Geography Professor Michelle Thompson-Fawcett describes being called a taniwha by a student as an extremely validating experience.
“During a speech at a Māori pregraduation celebration, one of my students once thanked me for being a taniwha. That serves as a constant reminder of how important it is for me to be guiding and nurturing, while also clear and direct when facilitating the learning of rangatahi (the younger generation),” she says.
The Geography Head of Department received further accolades in Parliament at the national Tertiary Teaching Excellence Awards last night when she received a Sustained Excellence award in the Kaupapa Māori category.
For the sixth time in seven years an Otago academic took top honours at the awards, with Faumuina Associate Professor Fa’afetai Sopoaga, Associate Dean (Pacific) in the Division of Health Sciences, receiving the Prime Minister’s Supreme Award.
Otago was also well represented in other categories, with Dr Rebecca Bird (Department of Anatomy) and Associate Professor Sheila Skeaff (Department Human Nutrition) both receiving Sustained Excellence awards in the General category.

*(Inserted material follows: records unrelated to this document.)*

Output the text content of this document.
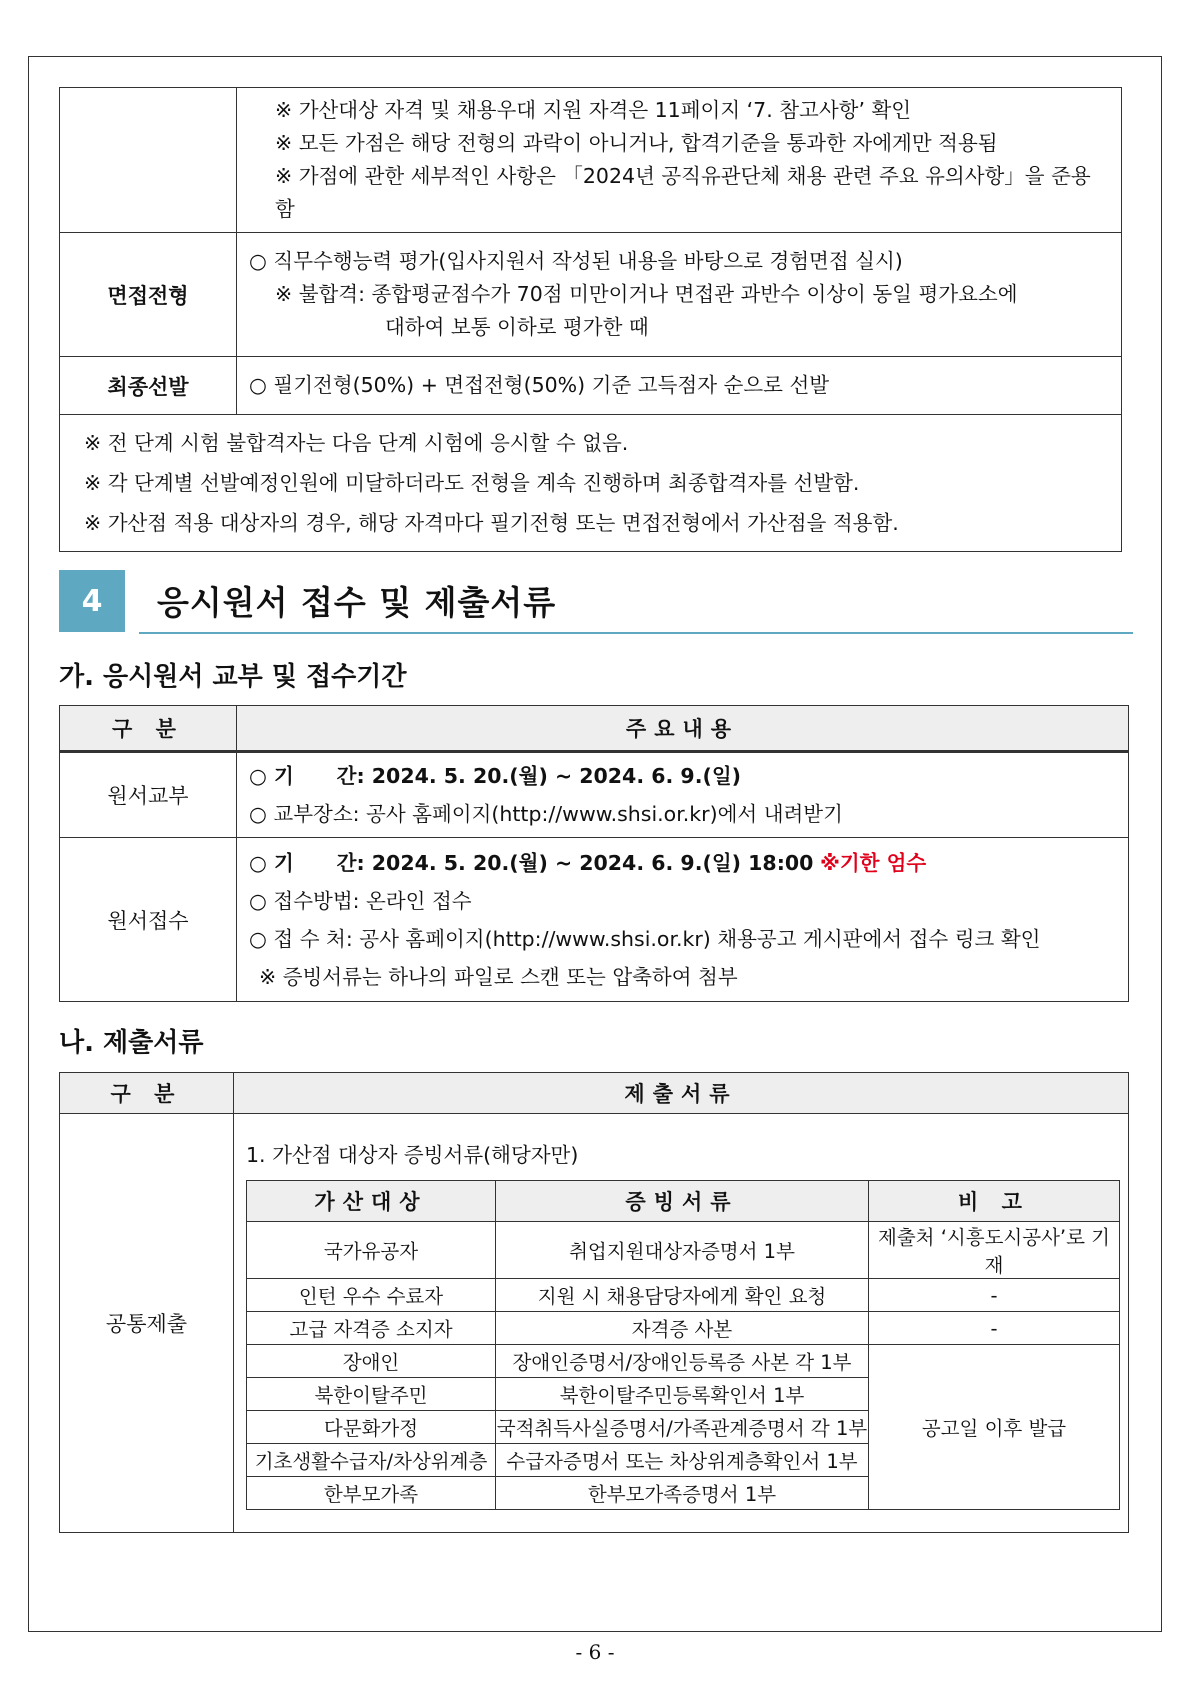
	※ 가산대상 자격 및 채용우대 지원 자격은 11페이지 ‘7. 참고사항’ 확인
※ 모든 가점은 해당 전형의 과락이 아니거나, 합격기준을 통과한 자에게만 적용됨
※ 가점에 관한 세부적인 사항은 「2024년 공직유관단체 채용 관련 주요 유의사항」을 준용함

면접전형	○ 직무수행능력 평가(입사지원서 작성된 내용을 바탕으로 경험면접 실시)
※ 불합격: 종합평균점수가 70점 미만이거나 면접관 과반수 이상이 동일 평가요소에
대하여 보통 이하로 평가한 때

최종선발	○ 필기전형(50%) + 면접전형(50%) 기준 고득점자 순으로 선발

※ 전 단계 시험 불합격자는 다음 단계 시험에 응시할 수 없음.
※ 각 단계별 선발예정인원에 미달하더라도 전형을 계속 진행하며 최종합격자를 선발함.
※ 가산점 적용 대상자의 경우, 해당 자격마다 필기전형 또는 면접전형에서 가산점을 적용함.	
4	응시원서 접수 및 제출서류
가. 응시원서 교부 및 접수기간
구 분	주요내용
원서교부	○ 기      간: 2024. 5. 20.(월) ~ 2024. 6. 9.(일)
○ 교부장소: 공사 홈페이지(http://www.shsi.or.kr)에서 내려받기

원서접수	○ 기      간: 2024. 5. 20.(월) ~ 2024. 6. 9.(일) 18:00 ※기한 엄수
○ 접수방법: 온라인 접수
○ 접 수 처: 공사 홈페이지(http://www.shsi.or.kr) 채용공고 게시판에서 접수 링크 확인
※ 증빙서류는 하나의 파일로 스캔 또는 압축하여 첨부
나. 제출서류
구 분	제출서류
공통제출	
1. 가산점 대상자 증빙서류(해당자만)
가산대상	증빙서류	비 고
국가유공자	취업지원대상자증명서 1부	제출처 ‘시흥도시공사’로 기재
인턴 우수 수료자	지원 시 채용담당자에게 확인 요청	-
고급 자격증 소지자	자격증 사본	-
장애인	장애인증명서/장애인등록증 사본 각 1부	공고일 이후 발급
북한이탈주민	북한이탈주민등록확인서 1부
다문화가정	국적취득사실증명서/가족관계증명서 각 1부
기초생활수급자/차상위계층	수급자증명서 또는 차상위계층확인서 1부
한부모가족	한부모가족증명서 1부
- 6 -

Professor Thompson-Fawcett discusses her approach to teaching . . .
What are some general “values” that underpin your work?
My teaching practices are tightly interwoven with my research, and constantly evolve in-step with my partnerships with Māori and professional communities.
In my disciplines of geography, environmental management and planning I find a traditional ethic of “locatedness” is highly beneficial to learning outcomes I’m seeking in the Aotearoa New Zealand context. As a result, my teaching initiatives reassert the potency and integrity of indigenous philosophies and actions, and this involves considering how we might honour variation and difference through our teaching practices.
I attempt to craft learning environments where indigenous knowledge, culture and values are recognised as normal and legitimate. In my case that involves indigenous community input into what is taught and how, and honouring indigenous worldviews and practices in the environment.
It’s about creating space for distinctive indigenous learning and intellectualism. It’s about teaching that is geographically positioned, historically embedded, holistically interconnected and consciously specific, while also continually negotiated.
What do you enjoy about teaching and hope to impart?
In addition to being referred to as a taniwha I'm also commonly referred to as 'Aunty'.
I think that means someone who is accessible – someone to keep students on track, to show them the many opportunities and needs in their world, and to confide in and come to for reassurance and safety. These are all great motivations for me.
It is also a privilege to see students’ understanding of the places they live and with which they identify developing over time. Seeing them grow in confidence with regard to how they might act as stewards for these environments – and being champions of social justice for our diverse communities – is really rewarding.
What are some ‘bigger picture’ things you’d like your students to think about?
I want students to be aware of theories of knowledge, power, transformation and communication – not in an abstract way, but in a way that is embedded in our everyday actions as social beings, professionals, facilitators and decision-makers. I work to create educative environments that are motivating, deeply challenging but compellingly hopeful. I aim to impassion students to think rigorously, question the norm, challenge the status quo, reflect on their practices, and bring about positive transformation.
The disciplinary space in which I work has historically ignored Māori worldviews and the significant ancestral and spiritual attachment to whenua. I encourage students to appreciate Māori ways of knowing and what that means, for example, in regard to managing the natural and physical environment.
Ongoing colonial practices have restricted the rights of indigenous groups to plan, protect and participate in resource management, decision-making and policy-making. I encourage students to put meaningful effort into their thinking and practice in terms of understanding indigenous values and indigenous communities’ right to work towards their own planning and environmental aspirations.